Activation Functions in Deep Learning
Definition
An non-linear function that mimics the threshold of real-life organisms is known as an activation function.
Mathematical Definition
In deep learning, a non-linear scalar function $\sigma : \mathbb{R}^{n} \to \mathbb{R}$ is referred to as an activation function.
- Of course, there are exceptions like the softmax which don’t fit into this definition.
Explanation
On the other hand, a vector function is called a layer.
If there is an expression or code indicating that the activation function defined by $\sigma : \mathbb{R} \to \mathbb{R}$ takes a vector as input, it means that it is applied element-wise.
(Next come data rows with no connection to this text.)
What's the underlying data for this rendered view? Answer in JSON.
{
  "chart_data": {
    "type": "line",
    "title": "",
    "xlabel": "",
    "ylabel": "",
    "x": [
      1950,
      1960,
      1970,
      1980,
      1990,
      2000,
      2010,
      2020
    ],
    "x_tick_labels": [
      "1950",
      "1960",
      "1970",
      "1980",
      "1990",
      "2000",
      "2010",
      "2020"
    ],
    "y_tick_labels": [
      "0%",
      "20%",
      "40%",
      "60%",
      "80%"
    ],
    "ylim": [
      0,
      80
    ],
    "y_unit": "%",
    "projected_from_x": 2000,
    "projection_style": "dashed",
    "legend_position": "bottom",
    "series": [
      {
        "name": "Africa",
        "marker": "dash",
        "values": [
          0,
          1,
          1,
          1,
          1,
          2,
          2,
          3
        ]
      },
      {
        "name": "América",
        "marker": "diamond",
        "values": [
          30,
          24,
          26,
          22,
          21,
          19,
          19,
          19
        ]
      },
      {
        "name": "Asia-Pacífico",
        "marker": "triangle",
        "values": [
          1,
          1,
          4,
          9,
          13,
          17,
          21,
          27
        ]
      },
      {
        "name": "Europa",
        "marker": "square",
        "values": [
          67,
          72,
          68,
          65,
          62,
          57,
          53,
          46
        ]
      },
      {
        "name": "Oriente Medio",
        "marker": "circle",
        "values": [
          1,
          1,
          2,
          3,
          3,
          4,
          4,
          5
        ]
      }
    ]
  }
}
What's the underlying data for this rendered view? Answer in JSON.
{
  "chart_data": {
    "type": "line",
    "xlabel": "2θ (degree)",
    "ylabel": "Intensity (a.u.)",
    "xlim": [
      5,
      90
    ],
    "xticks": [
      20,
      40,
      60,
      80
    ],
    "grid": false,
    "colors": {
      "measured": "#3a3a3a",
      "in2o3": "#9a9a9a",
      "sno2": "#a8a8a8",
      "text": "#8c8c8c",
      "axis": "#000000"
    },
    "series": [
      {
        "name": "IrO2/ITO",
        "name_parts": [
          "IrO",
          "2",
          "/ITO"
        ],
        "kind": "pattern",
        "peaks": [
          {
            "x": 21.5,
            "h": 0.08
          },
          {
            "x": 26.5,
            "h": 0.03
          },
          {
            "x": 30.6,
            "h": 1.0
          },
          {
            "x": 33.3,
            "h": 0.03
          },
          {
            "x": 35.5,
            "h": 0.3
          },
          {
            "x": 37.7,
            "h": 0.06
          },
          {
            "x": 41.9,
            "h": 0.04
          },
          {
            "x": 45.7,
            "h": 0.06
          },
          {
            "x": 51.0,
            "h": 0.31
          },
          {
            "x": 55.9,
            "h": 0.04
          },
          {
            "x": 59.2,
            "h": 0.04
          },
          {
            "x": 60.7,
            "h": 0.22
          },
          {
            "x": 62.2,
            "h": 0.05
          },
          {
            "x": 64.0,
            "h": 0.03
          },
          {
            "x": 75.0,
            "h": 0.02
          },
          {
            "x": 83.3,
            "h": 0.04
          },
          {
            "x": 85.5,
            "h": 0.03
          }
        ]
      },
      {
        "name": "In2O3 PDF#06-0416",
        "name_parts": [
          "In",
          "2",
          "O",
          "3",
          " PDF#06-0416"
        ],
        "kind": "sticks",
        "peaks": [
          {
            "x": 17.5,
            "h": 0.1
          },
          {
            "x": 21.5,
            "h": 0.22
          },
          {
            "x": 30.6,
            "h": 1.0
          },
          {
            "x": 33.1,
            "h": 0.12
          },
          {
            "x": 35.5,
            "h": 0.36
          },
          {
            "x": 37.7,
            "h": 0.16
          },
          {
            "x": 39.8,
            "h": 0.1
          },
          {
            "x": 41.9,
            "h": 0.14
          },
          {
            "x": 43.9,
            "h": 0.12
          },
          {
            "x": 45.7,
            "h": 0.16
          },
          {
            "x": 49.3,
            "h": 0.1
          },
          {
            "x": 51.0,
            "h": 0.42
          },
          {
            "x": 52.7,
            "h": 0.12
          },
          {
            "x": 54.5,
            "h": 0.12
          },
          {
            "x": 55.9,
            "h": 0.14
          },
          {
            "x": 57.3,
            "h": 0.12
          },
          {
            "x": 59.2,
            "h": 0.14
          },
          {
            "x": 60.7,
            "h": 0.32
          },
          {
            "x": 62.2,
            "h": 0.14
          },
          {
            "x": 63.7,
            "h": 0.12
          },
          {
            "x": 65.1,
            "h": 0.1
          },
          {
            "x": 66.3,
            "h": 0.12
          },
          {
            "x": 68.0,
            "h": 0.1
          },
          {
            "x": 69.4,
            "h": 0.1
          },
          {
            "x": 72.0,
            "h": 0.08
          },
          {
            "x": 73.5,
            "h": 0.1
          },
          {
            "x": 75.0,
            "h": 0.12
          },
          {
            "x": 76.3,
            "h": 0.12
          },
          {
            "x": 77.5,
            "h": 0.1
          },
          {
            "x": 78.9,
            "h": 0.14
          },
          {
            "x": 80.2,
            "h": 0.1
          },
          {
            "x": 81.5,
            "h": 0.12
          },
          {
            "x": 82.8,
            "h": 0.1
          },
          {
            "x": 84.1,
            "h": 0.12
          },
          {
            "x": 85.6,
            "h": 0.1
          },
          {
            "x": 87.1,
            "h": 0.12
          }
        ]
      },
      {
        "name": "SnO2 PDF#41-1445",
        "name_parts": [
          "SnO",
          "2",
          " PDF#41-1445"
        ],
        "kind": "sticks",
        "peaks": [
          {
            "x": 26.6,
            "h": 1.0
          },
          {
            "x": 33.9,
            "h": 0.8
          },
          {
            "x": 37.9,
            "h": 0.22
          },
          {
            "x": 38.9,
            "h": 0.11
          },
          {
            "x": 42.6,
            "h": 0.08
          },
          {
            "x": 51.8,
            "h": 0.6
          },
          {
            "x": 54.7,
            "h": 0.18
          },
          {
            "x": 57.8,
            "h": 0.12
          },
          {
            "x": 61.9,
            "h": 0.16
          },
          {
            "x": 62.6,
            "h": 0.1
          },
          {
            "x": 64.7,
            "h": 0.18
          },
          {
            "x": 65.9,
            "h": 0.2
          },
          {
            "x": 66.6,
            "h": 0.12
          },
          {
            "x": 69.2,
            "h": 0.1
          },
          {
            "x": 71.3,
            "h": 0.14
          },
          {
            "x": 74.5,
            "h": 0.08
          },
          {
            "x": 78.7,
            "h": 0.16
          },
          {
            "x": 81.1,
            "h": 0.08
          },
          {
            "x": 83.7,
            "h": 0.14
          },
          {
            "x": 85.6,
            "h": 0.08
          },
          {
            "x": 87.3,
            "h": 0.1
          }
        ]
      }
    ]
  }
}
$$ \sigma (\begin{bmatrix} x_{1} \\ x_{2} \\ \vdots \\ x_{n} \end{bmatrix}) = \begin{bmatrix} \sigma (x_{1}) \\ \sigma (x_{2}) \\ \vdots \\ \sigma (x_{n}) \end{bmatrix} $$
Motivation
Threshold refers to the minimum intensity of stimulus required for an organism to produce a response. Deep learning simulates this by applying an activation function to the computation result of each node and passing it to the next layer. Without this nonlinear adjustment, there would be no point in having multiple computations across hidden layers in deep learning. There are various types of activation functions, and which one is best is truly a case-by-case matter. There is hardly any theory on how the performance changes depending on which activation function is used; it’s more about trying different ones and sticking with the one that yields good results.
Examples
Step Function
$$u (x) := \begin{cases} 0 & , x<0 \\ 1 & x \ge 0 \end{cases} $$
The step function fits the concept of the threshold the most, but it’s difficult to use in practice because it oversimplifies the computational result. It’s good to think that other activation functions were designed to act like step functions but are not exactly step functions.
Sigmoid Function
The most famous among sigmoid functions is perhaps the logistic function $\displaystyle \sigma (x) := {{1} \over { 1 + e^{-x} }}$, which looks like a continuous version of step functions. The range is different, but $\tanh x$ was used for a similar reason. Recently, it has fallen out of favor due to the problem known as gradient vanishing.
ReLu(Rectified Linear Unit) Function
$$\operatorname{ReLU} (x) := \max \left\{ 0 , x \right\}$$
This function was designed to overcome the issues with the sigmoid function. If it’s $x <0$, the function value is entirely killed, and it’s only when it exceeds $0$ that it is passed on as is, which is characteristic of an activation function.